Myers Park graduate seeks to change the world
Audrey Huynh set out on a mission her freshman year at Myers Park High School: to create change.
Now a recent graduate, Audrey realizes making a positive change – and encouraging others to do the same – wasn’t as hard as she expected.
Huynh has been instrumental in starting and sustaining two nonprofits during her high school career – Clothes for Change and the MUSTANG Project.
During her freshman year, Huynh noticed a classmate who wore designer clothing each day.
“After (attending) Randolph Middle and Barringer (Elementary), I wasn’t used to the degree of affluence at Myers Park,” she said.
Huynh saw this as an opportunity to use what she considered an “incredible resource” as a way to empower women.
Huynh said she always wanted to start a charity-community organization, but didn’t want to ask people for money because she felt that wasn’t sustainable long term.
During the summer before her sophomore year, after reading Nicholas Kristof’s “Half the Sky: Turning Oppression into Opportunity for Women Worldwide,” Huynh knew she wanted to support women’s rights locally, nationally and internationally.
She became one of the founding members of Clothes for Change, a business model charity that collects designer clothes from Myers Park students and community members.
The group held a clothing drive, which generated an “incredible” response; the group of about 15 high schoolers collected thousands of clothing items and then held a sale of the designer clothes at reasonable prices at the Cornwell Center. The event raised $3,000.
All the nonprofit’s funds went toward women’s rights advocacy programs, locally and around the world.
Huynh said the club began to grow as it held more sales and awareness events about women-centered topics, such as sex trafficking in Charlotte, as well as luncheons and galas to raise money.
The nonprofit held a spring gala this year focusing on the importance of educating young girls and, in turn, empowering them, Huynh said.
The gala raised approximately $10,000 to provide low-income or undocumented students scholarships to attend Central Piedmont Community College (CPCC), as well as the Afghan Institute of Learning and Room to Read’s Girls’ Education Program in Vietnam.
Supporting undocumented immigrant students was particularly important to Huynh, as they must pay out-of-state tuition at CPCC and receive no federal funding to attend college. The associate degree program costs $8,000 overall for in-state students and $16,000 overall for out-of-state students.
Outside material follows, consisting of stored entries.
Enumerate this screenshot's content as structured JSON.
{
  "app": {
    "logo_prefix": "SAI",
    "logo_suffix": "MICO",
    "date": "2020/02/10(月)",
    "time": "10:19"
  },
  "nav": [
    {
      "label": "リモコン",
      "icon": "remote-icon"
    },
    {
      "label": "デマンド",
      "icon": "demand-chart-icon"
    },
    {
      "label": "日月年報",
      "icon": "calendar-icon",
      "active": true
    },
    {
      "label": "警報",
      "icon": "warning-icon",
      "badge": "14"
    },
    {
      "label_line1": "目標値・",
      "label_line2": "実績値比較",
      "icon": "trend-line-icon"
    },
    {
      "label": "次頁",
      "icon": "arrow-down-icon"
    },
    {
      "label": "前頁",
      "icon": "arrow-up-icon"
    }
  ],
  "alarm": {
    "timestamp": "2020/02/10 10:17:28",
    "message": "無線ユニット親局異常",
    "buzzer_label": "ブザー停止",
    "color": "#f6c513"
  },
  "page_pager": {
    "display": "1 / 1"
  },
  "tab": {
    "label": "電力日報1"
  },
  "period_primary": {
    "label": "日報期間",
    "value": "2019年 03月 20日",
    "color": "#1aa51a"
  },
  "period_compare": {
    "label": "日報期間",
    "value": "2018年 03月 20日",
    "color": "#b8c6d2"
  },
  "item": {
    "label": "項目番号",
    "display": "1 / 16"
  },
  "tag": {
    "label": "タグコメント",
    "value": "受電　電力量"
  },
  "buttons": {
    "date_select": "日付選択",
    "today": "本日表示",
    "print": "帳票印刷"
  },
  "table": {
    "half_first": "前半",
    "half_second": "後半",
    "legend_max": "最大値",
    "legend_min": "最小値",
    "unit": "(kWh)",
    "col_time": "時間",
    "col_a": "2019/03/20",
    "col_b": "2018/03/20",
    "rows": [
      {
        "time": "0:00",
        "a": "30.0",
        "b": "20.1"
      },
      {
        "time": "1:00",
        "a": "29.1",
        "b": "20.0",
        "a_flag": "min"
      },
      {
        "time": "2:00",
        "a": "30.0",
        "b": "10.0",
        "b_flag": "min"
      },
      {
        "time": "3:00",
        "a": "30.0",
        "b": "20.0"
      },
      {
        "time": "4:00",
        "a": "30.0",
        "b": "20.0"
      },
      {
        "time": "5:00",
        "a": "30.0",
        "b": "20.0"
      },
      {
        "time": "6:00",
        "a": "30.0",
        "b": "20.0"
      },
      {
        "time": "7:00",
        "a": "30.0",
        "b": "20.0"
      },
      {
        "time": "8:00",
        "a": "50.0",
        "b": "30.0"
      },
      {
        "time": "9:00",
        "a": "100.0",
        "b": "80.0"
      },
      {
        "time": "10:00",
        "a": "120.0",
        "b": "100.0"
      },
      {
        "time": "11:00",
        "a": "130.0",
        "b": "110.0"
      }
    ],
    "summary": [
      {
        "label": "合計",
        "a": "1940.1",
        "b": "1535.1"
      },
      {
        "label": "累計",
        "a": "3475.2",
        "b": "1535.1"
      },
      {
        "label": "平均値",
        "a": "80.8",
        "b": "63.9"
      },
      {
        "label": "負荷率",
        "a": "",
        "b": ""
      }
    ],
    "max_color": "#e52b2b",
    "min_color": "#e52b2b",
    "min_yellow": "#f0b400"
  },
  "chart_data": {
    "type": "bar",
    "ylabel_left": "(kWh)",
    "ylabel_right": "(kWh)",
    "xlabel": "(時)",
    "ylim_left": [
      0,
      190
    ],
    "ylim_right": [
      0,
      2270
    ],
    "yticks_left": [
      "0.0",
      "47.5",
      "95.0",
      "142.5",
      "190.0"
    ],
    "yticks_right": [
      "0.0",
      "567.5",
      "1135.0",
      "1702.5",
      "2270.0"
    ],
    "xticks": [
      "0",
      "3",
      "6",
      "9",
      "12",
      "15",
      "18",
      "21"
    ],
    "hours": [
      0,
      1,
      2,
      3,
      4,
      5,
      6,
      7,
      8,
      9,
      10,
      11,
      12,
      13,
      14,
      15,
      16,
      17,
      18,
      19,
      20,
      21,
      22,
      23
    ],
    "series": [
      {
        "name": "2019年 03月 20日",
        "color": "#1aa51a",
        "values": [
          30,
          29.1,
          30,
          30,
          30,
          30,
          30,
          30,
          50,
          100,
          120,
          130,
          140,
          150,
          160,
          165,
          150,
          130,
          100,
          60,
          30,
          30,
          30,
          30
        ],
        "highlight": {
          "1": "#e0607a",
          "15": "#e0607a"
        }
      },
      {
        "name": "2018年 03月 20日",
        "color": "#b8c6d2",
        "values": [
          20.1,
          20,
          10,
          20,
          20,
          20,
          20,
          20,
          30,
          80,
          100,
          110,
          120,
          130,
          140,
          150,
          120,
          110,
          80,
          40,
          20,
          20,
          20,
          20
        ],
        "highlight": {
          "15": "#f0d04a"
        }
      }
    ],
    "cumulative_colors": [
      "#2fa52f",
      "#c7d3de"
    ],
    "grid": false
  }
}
“Most of these girls don’t have enough money to start off with (to start the program),” Huynh said.
The funds from the gala helped fund two $2,000 scholarships and four $1,000 scholarships.
Huynh also established the MUSTANG Project earlier this year, which consisted of building an aquaponic garden and outdoor box gardens to help alleviate area food deserts in the Charlotte area.
There are about 60 food deserts in Mecklenburg County, according to Meg Fencil, education and outreach program director of Sustain Charlotte, a nonprofit that seeks to advance a region-wide sustainability movement.
Huynh raised approximately $20,000 in about two and half months through corporate and community sponsorships to carry out the project.
“It was interesting with that project because I was asking people to invest in something that we didn’t have yet,” she said.
Nonprofit 100 Gardens built the aquaponic garden – a garden that grows fish and plants together in one integrated system, where the fish waste provides an organic food source for plants and the plants provide a natural filter for the fish to live. The group also taught students how to build and maintain the garden.
The crops produced in the gardens went to Communities In Schools and Friendship Trays, a sect of Meals-On-Wheels, which delivers meals to elderly, handicapped and convalescing residents.
“It had always been a childhood dream of mine to have a garden, so I was achieving a childhood dream while still helping people,” she said.
Huynh also said she appreciated how the project helped bring the school community together and connect students who might not have met otherwise.
She feels confident both the MUSTANG Project and Clothes for Change will continue after she leaves Charlotte to pursue a degree in international relations at Stanford University in the fall, and hopes to eventually start another Clothes for Change chapter in college.
Huynh said helping others through nonprofits had been a “transformative experience,” and helped her realize she could make a change in her community, despite her age or others’ doubts.
“I feel teenagers convince themselves that because we’re young, we can’t make change,” she said. “I’ve found people really rally around a young person trying to create change.”
She believes fellow young people feel inspired to create change where their passions lie.
“One thing that was important for me initially was to go outside my comfort zone,” Huynh said. “It seems simple, but I feel that most people don’t do it.”
Huynh encourages young people to believe in themselves and to invest in their passions.
“People will run and support you if you are capable in believing in yourself,” she said. “Investing in my passions, that’s what defined my high school career.”